In the US, HCA has a long track record of being embroiled in fraud cases. These include:
- 2000: HCA pled guilty in the Medicare/Medicaid fraud case, and eventually paid $2 billion in fines in 2002.
- 2005: Accusations of insider trading and fraud led to a large court case and a $20 million payout by HCA to shareholders.
- 2012: A scandal erupted concerning unnecessary cardiac procedures being carried out on patients at HCA hospitals. This is one of the many scandals which have been brought to light by whistleblowers. Whistleblower Justice Network wrote at the time: “with the ever-growing healthcare fraud crisis that seems to plague the nation, HCA and its subsidiaries commonly find themselves in hot water”.
The NHS For Sale? campaign also makes the point that these US fraud cases show that HCA isn’t fit to run hospitals in the UK. It writes:
“The major concerns with HCA International revolve around the behaviour of its parent company in the USA, which has been found guilty of large-scale fraud over the years, and has been the subject of an extensive investigation by the US Department of Justice into the company’s practices.”
The company consequently paid the US government over $2 billion in fines for defrauding its healthcare programmes.
From corporate fraud to worker exploitation, HCA is a capitalist giant with a shocking track record. Now, it’s hovering like a vulture to pick the flesh of our broken NHS and boost its profits further. And it’s been enabled every step of the way by successive governments that are hell-bent on privatisation.
The pandemic created a perfect storm for politicians to sell the lie that private healthcare companies—like HCA—are helping to relieve pressure on the NHS with empty promises that it will always be ‘free at the point of use’. The terrifying truth is, that in post-lockdown UK we’ve now got a two-tier health system.

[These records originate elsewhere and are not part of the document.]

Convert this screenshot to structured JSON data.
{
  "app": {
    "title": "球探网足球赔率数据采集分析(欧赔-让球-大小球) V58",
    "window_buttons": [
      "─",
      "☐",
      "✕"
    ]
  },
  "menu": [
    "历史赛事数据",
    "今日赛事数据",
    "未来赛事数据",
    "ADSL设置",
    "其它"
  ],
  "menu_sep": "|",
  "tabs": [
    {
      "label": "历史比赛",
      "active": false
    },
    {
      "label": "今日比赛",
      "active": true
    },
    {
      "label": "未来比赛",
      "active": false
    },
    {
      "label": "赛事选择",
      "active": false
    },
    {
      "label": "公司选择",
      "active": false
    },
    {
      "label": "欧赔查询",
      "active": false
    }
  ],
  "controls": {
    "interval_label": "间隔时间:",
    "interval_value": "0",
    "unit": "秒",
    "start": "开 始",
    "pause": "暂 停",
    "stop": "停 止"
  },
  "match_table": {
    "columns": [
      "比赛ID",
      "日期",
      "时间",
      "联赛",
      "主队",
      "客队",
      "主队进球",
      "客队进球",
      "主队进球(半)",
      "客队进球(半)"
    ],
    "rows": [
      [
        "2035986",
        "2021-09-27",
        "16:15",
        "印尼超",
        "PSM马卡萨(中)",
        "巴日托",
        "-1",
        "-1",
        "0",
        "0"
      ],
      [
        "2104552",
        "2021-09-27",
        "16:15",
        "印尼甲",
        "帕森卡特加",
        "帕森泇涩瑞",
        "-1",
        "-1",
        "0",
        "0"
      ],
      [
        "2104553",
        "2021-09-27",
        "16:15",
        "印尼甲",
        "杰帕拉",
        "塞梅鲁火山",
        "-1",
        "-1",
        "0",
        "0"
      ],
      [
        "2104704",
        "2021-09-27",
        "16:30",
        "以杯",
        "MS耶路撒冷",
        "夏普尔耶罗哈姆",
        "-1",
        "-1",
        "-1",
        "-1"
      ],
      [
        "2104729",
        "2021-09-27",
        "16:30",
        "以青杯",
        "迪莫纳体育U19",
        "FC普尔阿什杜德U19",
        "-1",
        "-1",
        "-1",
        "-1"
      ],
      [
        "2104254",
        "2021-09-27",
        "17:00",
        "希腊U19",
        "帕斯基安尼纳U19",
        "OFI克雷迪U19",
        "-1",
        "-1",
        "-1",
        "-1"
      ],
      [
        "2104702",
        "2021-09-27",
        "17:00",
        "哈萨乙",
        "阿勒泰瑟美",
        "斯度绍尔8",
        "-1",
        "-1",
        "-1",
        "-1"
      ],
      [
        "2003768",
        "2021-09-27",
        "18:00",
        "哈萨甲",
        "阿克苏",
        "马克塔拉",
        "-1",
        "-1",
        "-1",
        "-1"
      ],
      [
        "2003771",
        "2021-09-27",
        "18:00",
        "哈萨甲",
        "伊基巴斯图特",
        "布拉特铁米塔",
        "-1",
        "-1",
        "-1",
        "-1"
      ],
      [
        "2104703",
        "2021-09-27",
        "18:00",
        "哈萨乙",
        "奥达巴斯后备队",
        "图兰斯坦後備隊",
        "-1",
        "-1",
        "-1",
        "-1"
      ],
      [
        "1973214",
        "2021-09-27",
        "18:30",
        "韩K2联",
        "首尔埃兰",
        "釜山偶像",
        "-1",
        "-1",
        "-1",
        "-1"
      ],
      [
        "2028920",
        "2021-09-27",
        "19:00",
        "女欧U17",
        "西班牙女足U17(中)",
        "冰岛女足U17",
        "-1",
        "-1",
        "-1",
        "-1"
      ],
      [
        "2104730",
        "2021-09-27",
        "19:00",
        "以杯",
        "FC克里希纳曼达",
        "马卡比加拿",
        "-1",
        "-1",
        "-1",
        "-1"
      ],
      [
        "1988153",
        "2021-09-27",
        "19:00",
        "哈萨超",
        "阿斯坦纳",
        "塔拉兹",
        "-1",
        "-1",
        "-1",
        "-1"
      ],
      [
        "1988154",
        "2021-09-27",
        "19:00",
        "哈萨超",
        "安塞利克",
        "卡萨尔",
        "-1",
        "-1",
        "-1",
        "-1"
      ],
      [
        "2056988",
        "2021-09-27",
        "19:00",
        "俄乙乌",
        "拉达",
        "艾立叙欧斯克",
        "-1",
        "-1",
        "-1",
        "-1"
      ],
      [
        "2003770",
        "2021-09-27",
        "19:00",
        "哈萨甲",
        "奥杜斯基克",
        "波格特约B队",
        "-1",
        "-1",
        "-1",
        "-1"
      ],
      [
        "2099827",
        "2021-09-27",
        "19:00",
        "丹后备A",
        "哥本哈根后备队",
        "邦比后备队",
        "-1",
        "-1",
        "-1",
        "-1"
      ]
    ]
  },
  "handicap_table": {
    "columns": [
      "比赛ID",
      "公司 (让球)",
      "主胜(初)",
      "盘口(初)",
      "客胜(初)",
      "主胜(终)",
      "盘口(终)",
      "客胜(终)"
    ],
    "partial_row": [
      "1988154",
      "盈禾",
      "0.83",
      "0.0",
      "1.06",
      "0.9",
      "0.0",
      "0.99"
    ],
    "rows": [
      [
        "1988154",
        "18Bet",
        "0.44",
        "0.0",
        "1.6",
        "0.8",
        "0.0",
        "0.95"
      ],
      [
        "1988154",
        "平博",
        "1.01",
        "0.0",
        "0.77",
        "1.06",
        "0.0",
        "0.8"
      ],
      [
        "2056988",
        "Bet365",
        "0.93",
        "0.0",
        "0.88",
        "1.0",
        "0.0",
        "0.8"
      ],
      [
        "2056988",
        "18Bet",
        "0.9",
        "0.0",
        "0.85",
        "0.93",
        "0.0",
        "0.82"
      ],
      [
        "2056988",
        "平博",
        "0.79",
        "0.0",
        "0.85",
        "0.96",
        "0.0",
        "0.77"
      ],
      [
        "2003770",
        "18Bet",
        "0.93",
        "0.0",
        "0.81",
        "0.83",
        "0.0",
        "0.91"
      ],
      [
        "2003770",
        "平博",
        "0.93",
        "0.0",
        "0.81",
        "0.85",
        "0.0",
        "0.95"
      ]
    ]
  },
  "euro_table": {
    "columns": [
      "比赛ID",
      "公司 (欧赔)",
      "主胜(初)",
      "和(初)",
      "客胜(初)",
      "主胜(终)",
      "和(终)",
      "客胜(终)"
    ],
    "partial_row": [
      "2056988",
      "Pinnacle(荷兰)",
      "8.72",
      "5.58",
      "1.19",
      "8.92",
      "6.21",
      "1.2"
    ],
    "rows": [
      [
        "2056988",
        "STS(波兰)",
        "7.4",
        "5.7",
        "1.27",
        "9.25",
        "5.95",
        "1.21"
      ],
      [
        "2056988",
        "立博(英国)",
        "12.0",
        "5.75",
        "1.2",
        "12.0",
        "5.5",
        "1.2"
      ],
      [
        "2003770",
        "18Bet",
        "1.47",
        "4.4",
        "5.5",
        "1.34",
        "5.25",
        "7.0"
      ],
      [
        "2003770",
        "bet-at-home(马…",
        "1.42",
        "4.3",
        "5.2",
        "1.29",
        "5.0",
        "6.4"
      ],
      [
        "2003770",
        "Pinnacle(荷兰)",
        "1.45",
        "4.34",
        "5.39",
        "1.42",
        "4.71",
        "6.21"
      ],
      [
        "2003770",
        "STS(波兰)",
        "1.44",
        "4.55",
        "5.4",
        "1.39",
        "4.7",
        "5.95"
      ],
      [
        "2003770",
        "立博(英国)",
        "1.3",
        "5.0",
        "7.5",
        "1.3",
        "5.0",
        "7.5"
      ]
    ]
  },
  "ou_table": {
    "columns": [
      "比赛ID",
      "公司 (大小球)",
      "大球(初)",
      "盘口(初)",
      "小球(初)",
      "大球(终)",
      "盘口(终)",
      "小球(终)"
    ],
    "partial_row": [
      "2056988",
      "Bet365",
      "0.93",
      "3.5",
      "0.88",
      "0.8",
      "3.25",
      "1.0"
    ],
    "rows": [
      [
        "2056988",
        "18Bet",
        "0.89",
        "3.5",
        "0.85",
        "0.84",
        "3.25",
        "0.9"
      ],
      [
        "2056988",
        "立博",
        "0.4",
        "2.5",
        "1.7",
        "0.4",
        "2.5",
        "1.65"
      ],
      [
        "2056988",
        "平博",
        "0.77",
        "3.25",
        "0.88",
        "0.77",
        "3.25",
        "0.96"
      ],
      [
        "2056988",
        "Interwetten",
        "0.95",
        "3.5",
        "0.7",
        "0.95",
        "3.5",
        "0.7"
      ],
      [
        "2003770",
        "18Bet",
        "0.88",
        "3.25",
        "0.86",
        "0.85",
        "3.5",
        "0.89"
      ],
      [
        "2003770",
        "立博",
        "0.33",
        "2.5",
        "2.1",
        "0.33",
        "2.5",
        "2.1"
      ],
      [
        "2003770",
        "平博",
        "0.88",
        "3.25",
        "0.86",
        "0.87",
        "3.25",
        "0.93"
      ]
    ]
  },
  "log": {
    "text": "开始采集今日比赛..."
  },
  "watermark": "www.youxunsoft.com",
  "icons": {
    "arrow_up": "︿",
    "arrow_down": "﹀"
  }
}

Those who can afford private insurance and treatments are the only people who can pay their way out of impossible waiting times. Meanwhile with limited funds, NHS professionals are forced to pay the likes of HCA to save critically ill patients. This adds more to HCA’s billions; a company most people may not have yet heard of. Solidarity with IWGB workers and their campaign is vital because it shines light on what increased healthcare privatisation actually looks like. That picture is shocking. We need to fight to change it.